Аль-Ханса всхлипнула, но быстро взяла браслет и увязала его в платок.
…Ко второй страже она вернулась. Со стоном плюхнулась на подушку и прошипела:
— Тьфу ты, пропасть. Знаешь, Айша, есть такая поговорка: когда шайтан не знает, что делать с хвостом, он бьет им мух. Так вот паршивый сын Зейнаб тоже не знает, что делать с хвостом, и занимается после обеда мальчишками. Мне пришлось ждать, пока он не закончит с Гассаном, и я спряталась за кипарисами в Известковом дворе.
— Мама! — ахнула Айша.
Известковый двор — как и примыкающая к нему площадь Охотников, — находился на мужской половине. Женщину, которая без разрешения господина покинула харим, полагалось сечь розгами — двадцать ударов левой рукой, двадцать ударов правой. Семейные наставления предлагали избегать излишней суровости и стегать по спине виновной, зажав под мышкой Книгу Али: верующему необходимо брать пример со Всевышнего, а Он милостивый, прощающий.
— А что делать? — сдавленно отозвалась аль-Ханса. — Это стоило риска быть выпоротой, дочка. Ты оказалась права.
Айша обернулась и посмотрела матери в лицо. Она не ошиблась — по щекам аль-Хансы текли слезы.
— Он… взял город. С четырьмя тысячами воинов он завладел Альмерийа, — мать взяла себя в руки и вытерла платком лицо.
Возможно, ей придавала сил ненависть к нерегилю.
— Он вышиб ворота в нижней стене — безо всякой катапульты. Только колдовством, — горло аль-Хансы сжимало горе — в Альмерийа жила ее семья: брат, сестры, племянники.

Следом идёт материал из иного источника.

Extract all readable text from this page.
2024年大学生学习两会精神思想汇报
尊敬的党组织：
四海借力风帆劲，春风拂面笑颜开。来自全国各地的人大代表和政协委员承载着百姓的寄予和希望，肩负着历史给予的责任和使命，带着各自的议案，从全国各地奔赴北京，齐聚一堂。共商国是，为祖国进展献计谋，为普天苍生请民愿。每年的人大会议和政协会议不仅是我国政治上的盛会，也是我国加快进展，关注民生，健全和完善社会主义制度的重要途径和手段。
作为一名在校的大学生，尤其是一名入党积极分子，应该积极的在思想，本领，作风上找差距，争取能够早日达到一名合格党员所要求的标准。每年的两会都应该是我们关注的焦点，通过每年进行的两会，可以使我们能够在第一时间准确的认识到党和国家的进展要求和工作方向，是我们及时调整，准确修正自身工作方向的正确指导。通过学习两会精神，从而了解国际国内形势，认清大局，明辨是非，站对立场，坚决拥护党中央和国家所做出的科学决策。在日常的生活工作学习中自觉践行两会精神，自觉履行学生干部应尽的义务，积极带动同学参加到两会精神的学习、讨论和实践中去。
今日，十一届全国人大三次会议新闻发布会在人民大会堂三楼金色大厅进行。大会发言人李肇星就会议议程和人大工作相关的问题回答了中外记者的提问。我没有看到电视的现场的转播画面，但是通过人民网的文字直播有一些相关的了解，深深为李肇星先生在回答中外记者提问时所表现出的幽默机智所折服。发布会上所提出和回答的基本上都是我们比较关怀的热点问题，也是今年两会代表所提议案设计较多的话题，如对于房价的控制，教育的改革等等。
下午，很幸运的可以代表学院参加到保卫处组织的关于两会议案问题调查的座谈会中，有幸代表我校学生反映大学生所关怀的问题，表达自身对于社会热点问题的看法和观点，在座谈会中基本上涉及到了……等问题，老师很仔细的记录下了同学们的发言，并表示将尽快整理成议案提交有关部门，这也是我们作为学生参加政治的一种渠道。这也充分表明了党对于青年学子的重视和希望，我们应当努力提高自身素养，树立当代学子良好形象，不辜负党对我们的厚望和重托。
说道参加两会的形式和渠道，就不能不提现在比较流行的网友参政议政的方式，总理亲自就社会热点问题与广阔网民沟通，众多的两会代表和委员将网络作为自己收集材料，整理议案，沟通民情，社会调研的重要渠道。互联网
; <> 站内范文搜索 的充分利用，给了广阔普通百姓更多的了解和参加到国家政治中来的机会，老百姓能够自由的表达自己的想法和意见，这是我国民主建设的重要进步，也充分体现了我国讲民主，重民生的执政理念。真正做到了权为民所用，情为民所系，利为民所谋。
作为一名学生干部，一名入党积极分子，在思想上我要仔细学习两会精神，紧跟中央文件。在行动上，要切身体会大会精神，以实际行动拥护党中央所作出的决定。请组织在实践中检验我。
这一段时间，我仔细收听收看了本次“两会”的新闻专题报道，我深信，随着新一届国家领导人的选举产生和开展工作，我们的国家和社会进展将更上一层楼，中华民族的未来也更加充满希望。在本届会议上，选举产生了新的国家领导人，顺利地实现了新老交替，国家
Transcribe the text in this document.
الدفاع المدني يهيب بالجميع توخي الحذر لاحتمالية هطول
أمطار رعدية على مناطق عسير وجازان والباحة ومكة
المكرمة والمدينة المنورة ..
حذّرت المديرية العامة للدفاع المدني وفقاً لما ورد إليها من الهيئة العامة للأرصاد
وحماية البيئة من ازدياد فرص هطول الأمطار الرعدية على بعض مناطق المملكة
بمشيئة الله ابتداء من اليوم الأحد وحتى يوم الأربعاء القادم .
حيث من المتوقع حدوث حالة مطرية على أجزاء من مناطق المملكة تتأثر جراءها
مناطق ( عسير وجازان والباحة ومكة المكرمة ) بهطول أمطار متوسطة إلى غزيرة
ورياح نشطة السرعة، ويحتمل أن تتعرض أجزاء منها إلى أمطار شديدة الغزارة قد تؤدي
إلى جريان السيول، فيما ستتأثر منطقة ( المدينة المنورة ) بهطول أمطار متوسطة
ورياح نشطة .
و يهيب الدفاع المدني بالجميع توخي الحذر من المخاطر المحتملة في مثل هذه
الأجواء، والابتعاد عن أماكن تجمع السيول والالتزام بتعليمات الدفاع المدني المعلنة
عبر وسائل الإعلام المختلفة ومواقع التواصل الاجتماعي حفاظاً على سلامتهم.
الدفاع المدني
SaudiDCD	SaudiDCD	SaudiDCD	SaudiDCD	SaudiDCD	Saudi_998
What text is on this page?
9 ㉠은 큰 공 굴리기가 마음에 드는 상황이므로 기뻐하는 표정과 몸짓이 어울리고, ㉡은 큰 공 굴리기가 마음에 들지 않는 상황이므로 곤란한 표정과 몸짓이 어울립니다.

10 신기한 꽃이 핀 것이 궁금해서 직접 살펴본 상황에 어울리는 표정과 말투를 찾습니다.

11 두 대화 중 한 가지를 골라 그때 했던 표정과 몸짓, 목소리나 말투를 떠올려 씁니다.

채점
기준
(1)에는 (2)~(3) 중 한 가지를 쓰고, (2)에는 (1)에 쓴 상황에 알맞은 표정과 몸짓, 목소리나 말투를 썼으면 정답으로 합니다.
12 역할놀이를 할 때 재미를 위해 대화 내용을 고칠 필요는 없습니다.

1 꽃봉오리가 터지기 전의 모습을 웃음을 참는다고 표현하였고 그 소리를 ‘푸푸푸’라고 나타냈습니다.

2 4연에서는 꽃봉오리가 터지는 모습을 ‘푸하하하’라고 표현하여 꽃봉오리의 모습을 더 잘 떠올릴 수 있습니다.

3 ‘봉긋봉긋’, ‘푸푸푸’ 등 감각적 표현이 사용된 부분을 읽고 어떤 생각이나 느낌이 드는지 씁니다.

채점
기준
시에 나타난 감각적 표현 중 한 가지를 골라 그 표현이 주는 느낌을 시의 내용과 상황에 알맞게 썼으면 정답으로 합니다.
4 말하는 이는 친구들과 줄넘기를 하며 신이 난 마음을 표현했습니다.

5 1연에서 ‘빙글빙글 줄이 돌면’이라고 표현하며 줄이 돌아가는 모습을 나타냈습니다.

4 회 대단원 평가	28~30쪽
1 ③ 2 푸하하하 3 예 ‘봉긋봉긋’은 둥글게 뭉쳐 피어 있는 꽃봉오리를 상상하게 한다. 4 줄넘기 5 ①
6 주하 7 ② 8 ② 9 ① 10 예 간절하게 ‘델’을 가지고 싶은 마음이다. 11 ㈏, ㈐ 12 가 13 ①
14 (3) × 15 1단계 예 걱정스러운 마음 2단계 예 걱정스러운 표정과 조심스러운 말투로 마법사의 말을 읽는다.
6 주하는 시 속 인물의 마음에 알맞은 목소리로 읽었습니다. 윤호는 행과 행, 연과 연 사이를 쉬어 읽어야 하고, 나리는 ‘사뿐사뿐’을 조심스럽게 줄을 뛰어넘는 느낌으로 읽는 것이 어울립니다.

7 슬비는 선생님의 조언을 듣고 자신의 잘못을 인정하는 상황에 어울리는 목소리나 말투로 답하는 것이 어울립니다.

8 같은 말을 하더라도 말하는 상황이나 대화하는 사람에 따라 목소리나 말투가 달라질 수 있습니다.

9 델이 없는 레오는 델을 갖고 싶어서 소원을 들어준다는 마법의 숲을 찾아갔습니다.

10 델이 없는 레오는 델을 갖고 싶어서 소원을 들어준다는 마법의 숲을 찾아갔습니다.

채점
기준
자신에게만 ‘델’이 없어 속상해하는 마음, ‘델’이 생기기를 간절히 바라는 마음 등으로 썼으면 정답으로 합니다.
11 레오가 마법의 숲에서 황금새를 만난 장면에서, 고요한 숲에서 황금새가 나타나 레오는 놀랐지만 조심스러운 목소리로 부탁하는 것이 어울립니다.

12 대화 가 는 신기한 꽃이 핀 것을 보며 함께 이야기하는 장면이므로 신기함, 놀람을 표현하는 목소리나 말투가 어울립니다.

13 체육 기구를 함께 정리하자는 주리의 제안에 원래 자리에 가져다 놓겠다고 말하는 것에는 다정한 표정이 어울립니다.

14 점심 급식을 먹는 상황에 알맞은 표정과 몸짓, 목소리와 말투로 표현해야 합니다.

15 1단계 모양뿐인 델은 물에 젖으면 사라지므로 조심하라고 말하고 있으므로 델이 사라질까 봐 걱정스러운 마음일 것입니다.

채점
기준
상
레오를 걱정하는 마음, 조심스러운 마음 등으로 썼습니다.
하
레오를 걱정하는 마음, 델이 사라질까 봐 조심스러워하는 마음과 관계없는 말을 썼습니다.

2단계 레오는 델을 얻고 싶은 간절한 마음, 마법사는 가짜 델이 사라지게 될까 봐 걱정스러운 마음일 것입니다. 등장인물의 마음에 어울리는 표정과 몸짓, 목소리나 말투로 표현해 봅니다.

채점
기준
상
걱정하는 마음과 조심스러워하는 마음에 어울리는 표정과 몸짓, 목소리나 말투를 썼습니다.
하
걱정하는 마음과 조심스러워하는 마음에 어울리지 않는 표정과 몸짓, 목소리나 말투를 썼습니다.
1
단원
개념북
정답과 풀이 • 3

Жила. Теперь уже не живет.
Айша знала, что сейчас услышит. Мертвая женщина из ее сна плясала над тлеющими угольями и хохотала — а надо рвом кружили стервятники. Над уводящей из города дорогой стояла пыль: по ней гнали несчастных, понуривших головы людей, связанных веревками за шеи.
И мать рассказала Айше страшную правду.
Ханаттани показались под стенами вечером, а глубокой ночью начался штурм. Нерегиль выехал под сторожевые башни южных ворот и крикнул, что жители города клялись в верности халифу именем Всевышнего и нарушили клятву. Никто, орало шайтаново отродье, никто и никогда не посмеет больше осквернять Имена и нарушать данные Именем клятвы!
Окованные медью створки огромных ворот медины разлетелись в щепы, и конники с факелами ворвались в город подобно демонам ада. К утру медина пылала, по улицам ручьями текла кровь, а ханаттани приходилось поднимать коней на дыбы, чтобы перескочить через завалы исколотых и изрубленных трупов. Знатные люди и члены городского совета города успели укрыться в аль-кассабе. Под утро они прислали посольство с прошением о милости. Нерегиль расхохотался послам в лицо и ответил, что преступление против Имени не прощается никогда, как никогда не кончается власть Всевышнего. Так что милости они будут искать в аду — куда он их вскоре и отправит. А я, мол, — куражилась и издевалась тварь, — с милостью не дружен.